Source:
National JournalPOLITICS
Labor's Lost Love
Union chiefs weigh primary challenges to Democratic senators cool to their agenda.
by James A. Barnes
Saturday, Jan. 30, 2010
It's not one big happy family for the Democrats when it comes to some of the brothers and sisters in the house of labor. Frustrations are so great that union chiefs on the AFL-CIO's executive committee have discussed backing primary election challenges to Democratic senators cool to their agenda.
The idea was kicked around at the executive committee's January 25 meeting in Washington, even though just over a year ago labor pulled out all the stops to put a Democrat in the White House and expand the Democratic majorities in the House and Senate. "Some people clearly supported" the challenges, said Gerald McEntee, president of the American Federation of State, County, and Municipal Employees, who participated in the meeting by speakerphone. McEntee said that no specific proposal was advanced for mounting primary fights against Democrats whom the leaders view as less than loyal to labor's cause. Rather, "it was a matter of discussion. When you're in the condition we're in, legislatively, you're looking around like a blinded doe; you're looking for means to pay back and make things better."
The chairman of the AFL-CIO's political committee continued, "Maybe it might be a good idea to let
really know some things, let them know where we really stand; maybe we primary some of them--'Blue Dogs' or others."

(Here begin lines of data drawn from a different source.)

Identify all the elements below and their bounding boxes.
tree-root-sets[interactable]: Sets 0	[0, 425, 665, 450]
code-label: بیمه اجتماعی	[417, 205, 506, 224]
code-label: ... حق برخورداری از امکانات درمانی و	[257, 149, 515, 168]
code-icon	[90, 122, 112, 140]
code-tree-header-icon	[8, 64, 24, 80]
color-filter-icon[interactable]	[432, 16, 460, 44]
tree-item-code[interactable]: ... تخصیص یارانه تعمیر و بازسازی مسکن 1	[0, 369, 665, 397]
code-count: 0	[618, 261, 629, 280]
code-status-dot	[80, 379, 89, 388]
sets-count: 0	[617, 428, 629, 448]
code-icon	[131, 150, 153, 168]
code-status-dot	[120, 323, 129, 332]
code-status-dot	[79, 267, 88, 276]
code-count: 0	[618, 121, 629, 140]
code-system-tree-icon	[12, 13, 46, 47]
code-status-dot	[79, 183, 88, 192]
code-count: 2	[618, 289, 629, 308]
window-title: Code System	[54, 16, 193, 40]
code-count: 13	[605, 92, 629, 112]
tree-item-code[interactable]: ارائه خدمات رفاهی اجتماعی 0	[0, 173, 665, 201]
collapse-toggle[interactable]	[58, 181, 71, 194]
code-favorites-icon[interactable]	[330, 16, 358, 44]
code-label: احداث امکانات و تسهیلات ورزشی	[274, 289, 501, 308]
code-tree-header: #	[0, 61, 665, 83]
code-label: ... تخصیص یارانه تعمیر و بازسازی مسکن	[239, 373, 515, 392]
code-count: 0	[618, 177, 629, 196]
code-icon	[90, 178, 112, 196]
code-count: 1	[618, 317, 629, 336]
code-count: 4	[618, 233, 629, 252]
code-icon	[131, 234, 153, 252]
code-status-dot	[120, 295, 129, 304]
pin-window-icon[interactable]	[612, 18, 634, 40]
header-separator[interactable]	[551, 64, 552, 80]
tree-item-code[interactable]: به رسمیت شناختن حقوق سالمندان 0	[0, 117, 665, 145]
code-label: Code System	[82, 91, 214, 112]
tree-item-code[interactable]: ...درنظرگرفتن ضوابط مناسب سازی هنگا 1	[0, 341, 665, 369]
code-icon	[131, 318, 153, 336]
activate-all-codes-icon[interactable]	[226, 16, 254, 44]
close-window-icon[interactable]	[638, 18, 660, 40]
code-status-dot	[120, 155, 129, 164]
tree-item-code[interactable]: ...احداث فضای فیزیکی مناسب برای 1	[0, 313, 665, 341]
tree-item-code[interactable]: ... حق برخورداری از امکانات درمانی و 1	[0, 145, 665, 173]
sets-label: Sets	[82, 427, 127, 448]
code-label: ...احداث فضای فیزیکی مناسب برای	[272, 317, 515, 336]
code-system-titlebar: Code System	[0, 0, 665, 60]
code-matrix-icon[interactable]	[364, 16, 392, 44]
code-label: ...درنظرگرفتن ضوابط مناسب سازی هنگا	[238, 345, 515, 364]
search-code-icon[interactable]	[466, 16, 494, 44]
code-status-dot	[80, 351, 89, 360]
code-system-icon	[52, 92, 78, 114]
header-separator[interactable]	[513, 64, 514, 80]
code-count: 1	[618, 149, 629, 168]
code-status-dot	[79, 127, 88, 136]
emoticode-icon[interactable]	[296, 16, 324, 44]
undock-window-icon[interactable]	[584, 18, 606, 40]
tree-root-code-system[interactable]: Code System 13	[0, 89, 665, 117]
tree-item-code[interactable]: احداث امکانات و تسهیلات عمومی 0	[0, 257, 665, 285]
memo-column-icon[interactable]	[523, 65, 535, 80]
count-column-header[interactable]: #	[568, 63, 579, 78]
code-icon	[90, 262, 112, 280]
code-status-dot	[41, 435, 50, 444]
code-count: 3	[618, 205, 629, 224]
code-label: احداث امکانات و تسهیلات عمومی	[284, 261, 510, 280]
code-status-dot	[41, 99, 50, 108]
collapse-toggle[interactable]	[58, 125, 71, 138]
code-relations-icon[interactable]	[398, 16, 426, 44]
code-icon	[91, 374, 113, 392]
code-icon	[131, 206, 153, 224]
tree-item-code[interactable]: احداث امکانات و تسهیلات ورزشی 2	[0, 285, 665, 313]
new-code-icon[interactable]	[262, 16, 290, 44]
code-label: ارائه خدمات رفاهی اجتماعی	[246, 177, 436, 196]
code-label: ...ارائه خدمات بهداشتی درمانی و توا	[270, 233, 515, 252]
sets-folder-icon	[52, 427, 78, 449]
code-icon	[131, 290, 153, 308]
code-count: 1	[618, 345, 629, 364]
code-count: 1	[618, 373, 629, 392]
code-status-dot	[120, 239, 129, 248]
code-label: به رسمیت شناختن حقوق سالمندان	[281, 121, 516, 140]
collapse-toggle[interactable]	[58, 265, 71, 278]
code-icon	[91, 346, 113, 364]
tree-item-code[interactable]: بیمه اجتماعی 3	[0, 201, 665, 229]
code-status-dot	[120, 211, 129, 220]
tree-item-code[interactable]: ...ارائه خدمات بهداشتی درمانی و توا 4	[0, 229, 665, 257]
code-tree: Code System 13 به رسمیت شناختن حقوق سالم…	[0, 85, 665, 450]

United Steelworkers President Leo W. Gerard said of the labor chieftains' discussion, "A number of us expressed our dismay with some of the senators from the Democratic Party who have held up and helped delay not only the passage of the health care bill but all kinds of other things that would help middle-class workers." The prospect of encouraging Democratic primary challenges will be raised with the Steelworkers' executive board when it meets next month, he added. Three senators' names will be brought up specifically, Gerard said: Joe Lieberman of Connecticut, Blanche Lincoln of Arkansas, and Ben Nelson of Nebraska. Lincoln is up for re-election this year; the terms of Lieberman and Nelson run through 2012.